Got retrenched from programming job few years ago due to bad market, took temp jobs in between and finally just got back to the same job. However, it’s only been a few weeks and I’ve been crying so often at just the thought of going to the office.
I know I am burnout from the original career path (programming) and I’m looking to change to a less stressful career. I need the salary and thus the only motivation for me to work is “I will quit at end of the month” but still, almost every night I will cry while I’m alone. And I’m not even sure if this turmoil is pms.
Logically I have my plans set but I can’t control my emotions. Talking and crying to my mum helps but once I’m alone, I’m in tears again at just a tiny thought of my career.
I need help to stop this please.
Dear @proudsheep3633
Thank you for reaching out. Reading your post, I can feel how much you have gone through in the past programming job and that it has left you exhausted. Now that you have gone back into the same field that had burned you out, it is triggering a lot of emotional pain. I believe the stress/hurt from your past is still being stored and remembered by your body.

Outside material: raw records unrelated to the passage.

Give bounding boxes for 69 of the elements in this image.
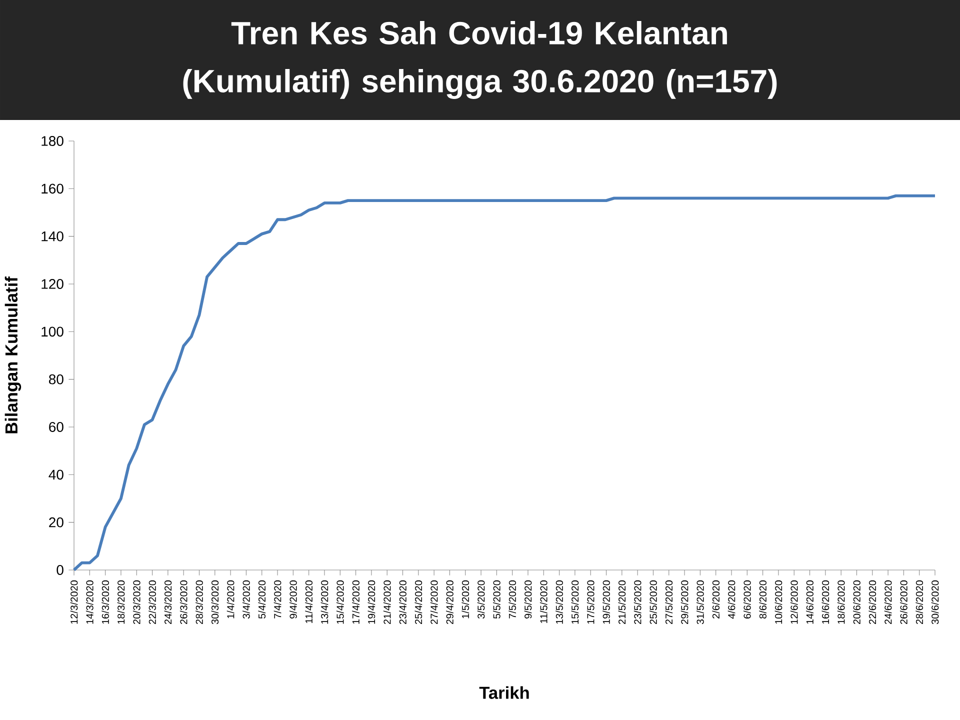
x-tick-label: 13/5/2020 (556, 580, 563, 624)
x-tick-label: 4/6/2020 (728, 580, 736, 619)
chart-title: Tren Kes Sah Covid-19 Kelantan (Kumulatif) sehingga 30.6.2020 (n=157) (183, 21, 777, 99)
x-tick-label: 19/5/2020 (602, 580, 610, 624)
x-tick-label: 24/6/2020 (884, 580, 892, 624)
x-tick-label: 21/5/2020 (618, 580, 626, 624)
x-tick-label: 20/6/2020 (853, 580, 860, 624)
x-tick-label: 23/4/2020 (399, 580, 406, 624)
x-tick-label: 14/6/2020 (806, 580, 814, 624)
x-tick-label: 28/6/2020 (916, 580, 924, 624)
x-tick-label: 14/3/2020 (86, 580, 94, 624)
x-tick-label: 17/4/2020 (352, 580, 360, 624)
x-tick-label: 27/5/2020 (665, 580, 673, 624)
x-tick-label: 12/3/2020 (70, 580, 78, 624)
x-tick-label: 1/4/2020 (226, 580, 234, 618)
x-tick-label: 20/3/2020 (132, 580, 140, 624)
x-tick-label: 1/5/2020 (462, 580, 470, 618)
x-tick-label: 18/3/2020 (117, 580, 125, 624)
x-tick-label: 6/6/2020 (743, 580, 751, 618)
x-tick-label: 9/5/2020 (524, 580, 532, 618)
x-tick-label: 8/6/2020 (759, 580, 766, 619)
x-tick-label: 25/5/2020 (650, 580, 657, 624)
x-tick-label: 7/5/2020 (508, 580, 516, 618)
x-tick-label: 11/4/2020 (305, 580, 313, 624)
x-tick-label: 30/6/2020 (931, 580, 939, 624)
x-tick-label: 2/6/2020 (712, 580, 720, 618)
x-tick-label: 16/6/2020 (822, 580, 830, 624)
x-tick-label: 15/4/2020 (336, 580, 344, 624)
x-tick-label: 10/6/2020 (774, 580, 782, 624)
x-tick-label: 3/5/2020 (477, 580, 485, 619)
x-tick-label: 28/3/2020 (196, 580, 203, 624)
y-tick-label: 180 (42, 136, 64, 146)
x-tick-label: 29/4/2020 (446, 580, 454, 624)
x-tick-label: 5/4/2020 (258, 580, 266, 619)
x-tick-label: 26/3/2020 (180, 580, 188, 624)
x-tick-label: 22/6/2020 (868, 580, 876, 624)
y-tick-label: 40 (48, 470, 64, 480)
x-tick-label: 15/5/2020 (571, 580, 579, 624)
y-axis-title: Bilangan Kumulatif (4, 276, 22, 434)
x-tick-label: 7/4/2020 (274, 580, 282, 618)
x-tick-label: 29/5/2020 (680, 580, 688, 624)
y-tick-label: 160 (42, 184, 64, 194)
x-tick-label: 16/3/2020 (102, 580, 109, 624)
y-tick-label: 0 (56, 565, 64, 575)
y-tick-label: 120 (42, 279, 64, 289)
x-tick-label: 26/6/2020 (900, 580, 908, 624)
x-tick-label: 21/4/2020 (383, 580, 391, 624)
y-tick-label: 60 (49, 422, 64, 432)
x-tick-label: 27/4/2020 (430, 580, 438, 624)
x-tick-label: 12/6/2020 (790, 580, 798, 624)
x-tick-label: 31/5/2020 (696, 580, 704, 624)
x-tick-label: 9/4/2020 (290, 580, 297, 618)
x-tick-label: 23/5/2020 (634, 580, 642, 624)
y-tick-label: 80 (48, 374, 64, 384)
x-tick-label: 5/5/2020 (493, 580, 500, 619)
x-tick-label: 30/3/2020 (211, 580, 219, 624)
x-tick-label: 24/3/2020 (164, 580, 172, 624)
x-tick-label: 22/3/2020 (148, 580, 156, 624)
y-tick-label: 140 (42, 231, 64, 242)
x-axis-title: Tarikh (479, 686, 529, 699)
x-tick-label: 17/5/2020 (586, 580, 594, 624)
x-tick-label: 3/4/2020 (242, 580, 250, 619)
x-tick-label: 25/4/2020 (414, 580, 422, 624)
y-tick-label: 100 (42, 326, 64, 337)
x-tick-label: 11/5/2020 (540, 580, 548, 624)
y-tick-label: 20 (49, 517, 64, 528)
x-tick-label: 19/4/2020 (368, 580, 376, 624)
x-tick-label: 13/4/2020 (320, 580, 328, 624)
x-tick-label: 18/6/2020 (837, 580, 845, 624)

The crying, emotional responses and dread arise from the overwhelm you are experiencing.
May I recommend to focus on just getting through each day instead of worrying about the direction of your whole career. When the thoughts come at night, don’t try to solve everything. Let yourself feel it, or write it out, or have some background noise so you’re not alone in silence.
I am glad that you have been reaching out to your mother for support. May I also suggest you speak to a counsellor soon to process what you are experiencing and to manage the stress, burnout and triggers.
You don’t have to carry this alone any longer. You deserve unconditional support and understanding as you navigate burnout and stress.